Recently, I had a conversation with one of our church members about favorite Christmas movies. He had mentioned A Christmas Carol with George C. Scott. He continued that he still tries to watch it each year, sometimes from his VCR tape. This particular version was a made for television movie produced in 1984. Admittedly, I had not seen this version, so I went home and watched it soon after.

There are several versions of Dickens’ A Christmas Carol that have been produced over the years. My particular favorite was the movie produced in 1951 starring Alastar Sim. Born in Scotland in 1900, Sim did not start acting of any form until into his mid 30s. It is his play of Ebeneezer Scrooge that I believe is the best.

This particular interpretation reminds me of knowing that it’s Christmas and home. When I was growing up, the family would be together at Christmas.
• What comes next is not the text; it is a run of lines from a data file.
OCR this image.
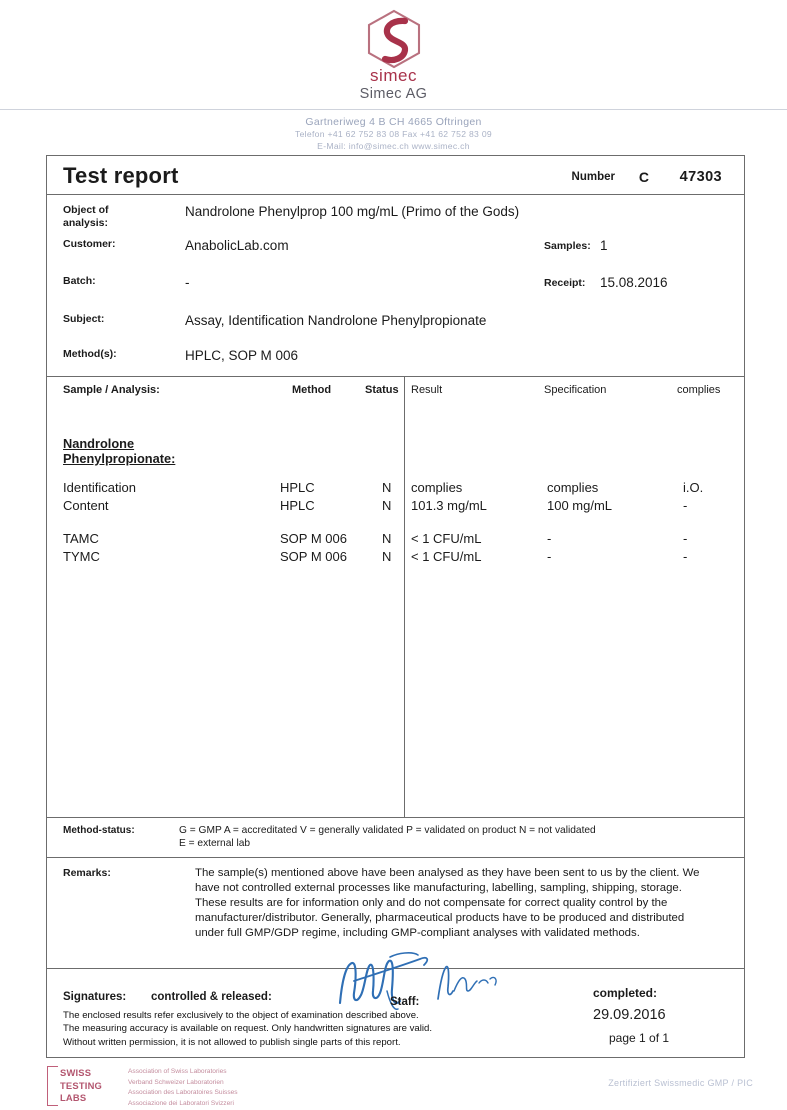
simec
Simec AG
Gartneriweg 4 B CH 4665 Oftringen
Telefon +41 62 752 83 08 Fax +41 62 752 83 09
E-Mail: info@simec.ch www.simec.ch
Test report	Number C 47303
Object of
analysis:
Nandrolone Phenylprop 100 mg/mL (Primo of the Gods)
Customer:	AnabolicLab.com	Samples: 1
Batch:	-	Receipt: 15.08.2016
Subject:	Assay, Identification Nandrolone Phenylpropionate
Method(s):	HPLC, SOP M 006
Sample / Analysis:	Method	Status Result	Specification	complies
Nandrolone
Phenylpropionate:
Identification	HPLC	N complies	complies	i.O.
Content	HPLC	N 101.3 mg/mL	100 mg/mL	-
TAMC	SOP M 006	N < 1 CFU/mL	-	-
TYMC	SOP M 006	N < 1 CFU/mL	-	-
Method-status:	G = GMP A = accreditated V = generally validated P = validated on product N = not validated
E = external lab
Remarks:	The sample(s) mentioned above have been analysed as they have been sent to us by the client. We have not controlled external processes like manufacturing, labelling, sampling, shipping, storage. These results are for information only and do not compensate for correct quality control by the manufacturer/distributor. Generally, pharmaceutical products have to be produced and distributed under full GMP/GDP regime, including GMP-compliant analyses with validated methods.
Signatures: controlled & released:	Staff:
completed:
29.09.2016
page 1 of 1
The enclosed results refer exclusively to the object of examination described above.
The measuring accuracy is available on request. Only handwritten signatures are valid.
Without written permission, it is not allowed to publish single parts of this report.
SWISS
TESTING
LABS
Association of Swiss Laboratories
Verband Schweizer Laboratorien
Association des Laboratoires Suisses
Associazione dei Laboratori Svizzeri
Zertifiziert Swissmedic GMP / PIC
My oldest sister and her husband would come over. He would turn the television to WGN out of Chicago (one of the first cable stations we got) and we would watch this movie while final preparations were made on food.

The movie is a movie of second chances and being able to see the “what ifs”. Scrooge is confronted with his past and present and given the chance to what could happen if he continued to walk the path that he had chosen to live so far in his life. With the end of the year, we all usually take a bit of an inventory of our past and present. We get an opportunity to project and declare goals for the future. And we make choices accordingly.

What Dickens helps us do is to look at our own lives comparably to Scrooge’s. We, like Scrooge, need to look at how we love others and serve them. In the end, Scrooge changes his perspective and as Dickens’ writes, “He became as good a friend, as good a master and as good a man, as the good old city knew.”

Maybe there is a little bit of the old Scrooge in us and maybe a little of the new Scrooge. Either way, this story and this movie gives a great glimpse of the opportunities we are given each day. Maybe just maybe we would hear said of us, “They were as a good a friend, as good as a employee, as good as a man or woman of God as the good city has ever seen.”

Be blessed Scrooges! Be a blessing to others!!